L'aqueduc  de  Nîmes

II . Comprendre l'aqueduc de Nîmes

 

Questions pour comprendre 
l'aqueduc de Nîmes et le pont du Gard

- De l'eau pour quoi faire ?

- Qu'est-ce qu'un aqueduc ?

- Quelles conditions sont liées à la construction d'un aqueduc ?

- Dans quel contexte historique la construction de l'aqueduc s'est-elle faite ?

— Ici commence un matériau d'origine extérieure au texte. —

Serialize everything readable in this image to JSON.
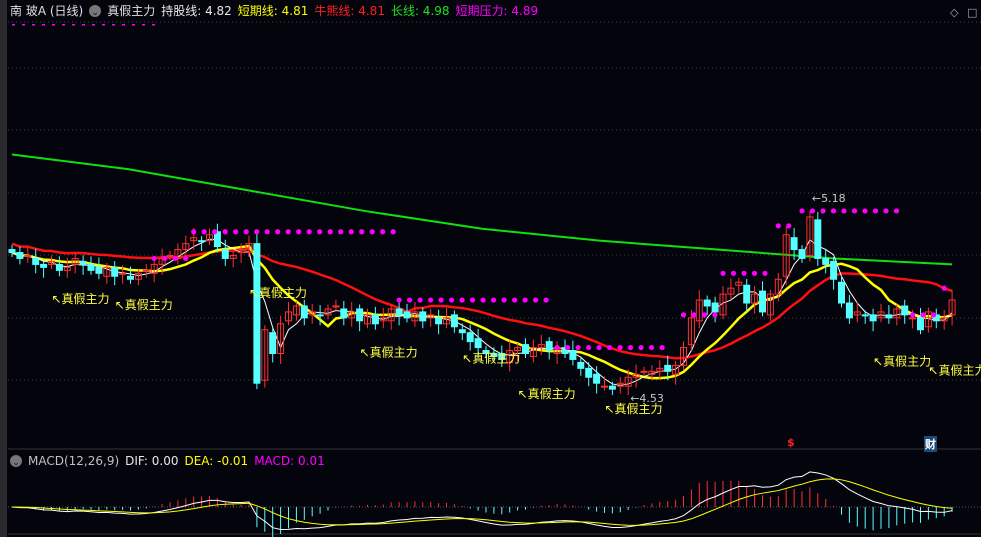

- Comment construire un aqueduc ?

     a) Le trajet :

  • Quelles sont les conditions d'un bon fonctionnement ?
  • Comment le tracer ?
  • Comment décider les contournements et franchissements?
  • Comment réaliser une horizontale ?
  • Quels instruments utiliser pour le nivellement ?
  • Quels sont le fonctionnement et les limites des instruments ?                     

     b) La construction :

  • Quels profils pour la canalisation ?
  • Quelle sont les couvertures possibles ?
  • Quels sont les points faibles d'une voûte ?
  • Quels sont les points faibles d'un aqueduc ?
  • Quel pourrait être le fonctionnement d'un aqueduc ?

     c) L'abandon :

  • Quels sont les problèmes posés par l'entretien d'un aqueduc?
  • Qu'est-ce que des concrétions ?

- Le pont du Gard :

  • Quelles sont les conditions de franchissement du Gardon ?
  • Que peut-on voir au pont du Gard ?
  • Quelles agressions a-t-il subit ?
  • Quelles réparations ont été faites ?
  • Quelles réparations et sont à faire ?

- Le castellum :

  • Qu'est-ce que le castellum ?
  • Quelle est sa fonction ?                                                                                 

           Pour qui et pourquoi l'aqueduc de Nîmes ?

          Pour répondre à ces questions nous disposons d'une évidence, d'une date ou du moins d'une période, du point d'arrivée de l'aqueduc et de son débit théorique.

          L'évidence, c'est qu'un aqueduc prend l'eau où elle abonde pour l'amener où il en manque. Ce manque peut avoir bien des raisons en fonction des multiples usages de l'eau : boire, cuisiner, se laver, se baigner, nettoyer, fabriquer, produire de l'énergie, irriguer, lutter contre les incendies et même, simplement, orner.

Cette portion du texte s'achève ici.